Confesiones a media madrugada
Timonel: ¡Dos grados a estribor!
Estabas tieso y oxidado como un alambre a la intemperie, sentado en el borde de la cama, como una mentira desnuda sorprendida mientras pasea por la calle a media mañana, ibas con un enjambre de remordimientos en la mirada, con la vergüenza arrugada y sucia y botas de inseguridad llenas de susto. Tenías migajas de un terror pegajoso en la barba y ojeras de arrepentimiento de una semana; los labios resecos por falta de valor y arrastrabas un grillete de hormonas masculinas en la mirada.
Yo estaba misteriosamente triste y tranquila, absorta en la profundidad del barranco por donde te alejabas, alerta al aleteo horroroso de las aves de carroña que se acercaban atraídas por la fetidez del desamor agonizante. Estupefacta por el viaje en cámara lenta de una jarrón de porcelana que se hacía añicos ante mis ojos, repleto de esperanzas de envejecer juntos, de verte al final de la jornada dejar sobre un balance de la sala tu estrés del día y los fardos llenos de tentaciones que hay por esos caminos.

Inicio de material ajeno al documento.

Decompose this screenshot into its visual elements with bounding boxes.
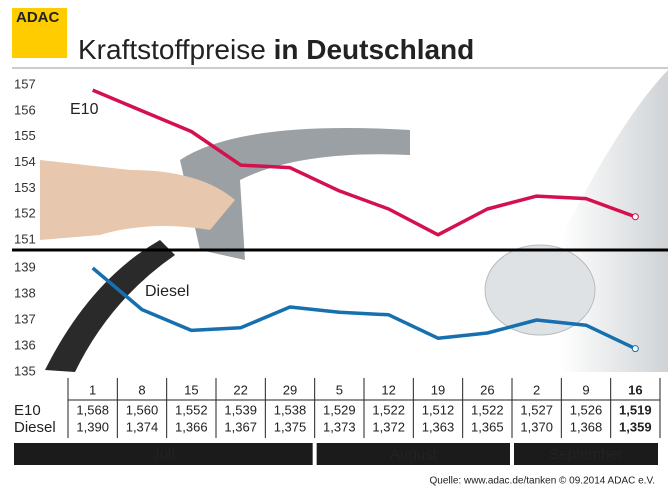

Y preparar una ensalada con más comprensión y armonía que sal, barrer con una escoba de yute los miedos a enfrentar tormentas y ríos crecidos de dudas.
Y ya los cuadros de nuestra historia no iban a veinticuatro por segundo ante mis ojos, sino que volaban de dos en dos años, con pasos de Gulliver en el País de los enanos: Una paleta de helado compartida en la que escribimos una fecha, los dos billetes del Ave a Barcelona con la esperanza que no fuera tan rápido, una noche que El Sol no se fue al otro lado del mundo, sino que se quedó con nosotros y los sorbos de vino y tus manos divinamente fuertes y labios y sudores compartidos. Hasta que al pistilo de la flor lo movió demasiado el aire, las ruedas del carro de la pereza pasaron demasiado cerca del barranco, un verbo se fue convirtiendo en sustantivo y no nos dimos cuenta, y ahí estaba la otra historia agazapada, la ráfaga de viento para avivar la llama.
El azul va apareciendo progresivamente en mi mirada y te percibo más niño desamparado, los cachorros de guepardo también lo parecen seguramente, las posturas de los árboles milenarios y las sombras de la tarde hasta que la inmensidad de la noche los devora. Hemos estado en silencio por varios minutos después de revolcarnos las entrañas en un intento infantil de dejar un espía genético en las mucosas del otro, somos dos animales salvajes, una bandada de pájaros que presienten el tsunami y hago un alto en la respiración para que encuentres la oportunidad de poner en el suelo la tonelada de miedos que te aplastan, hasta que no puedes más y rechina al fin contra las paredes de la habitación tu confesión enjaulada: Hay otra mujer en mi vida, dices y callas, callas para siempre como una tumba helada.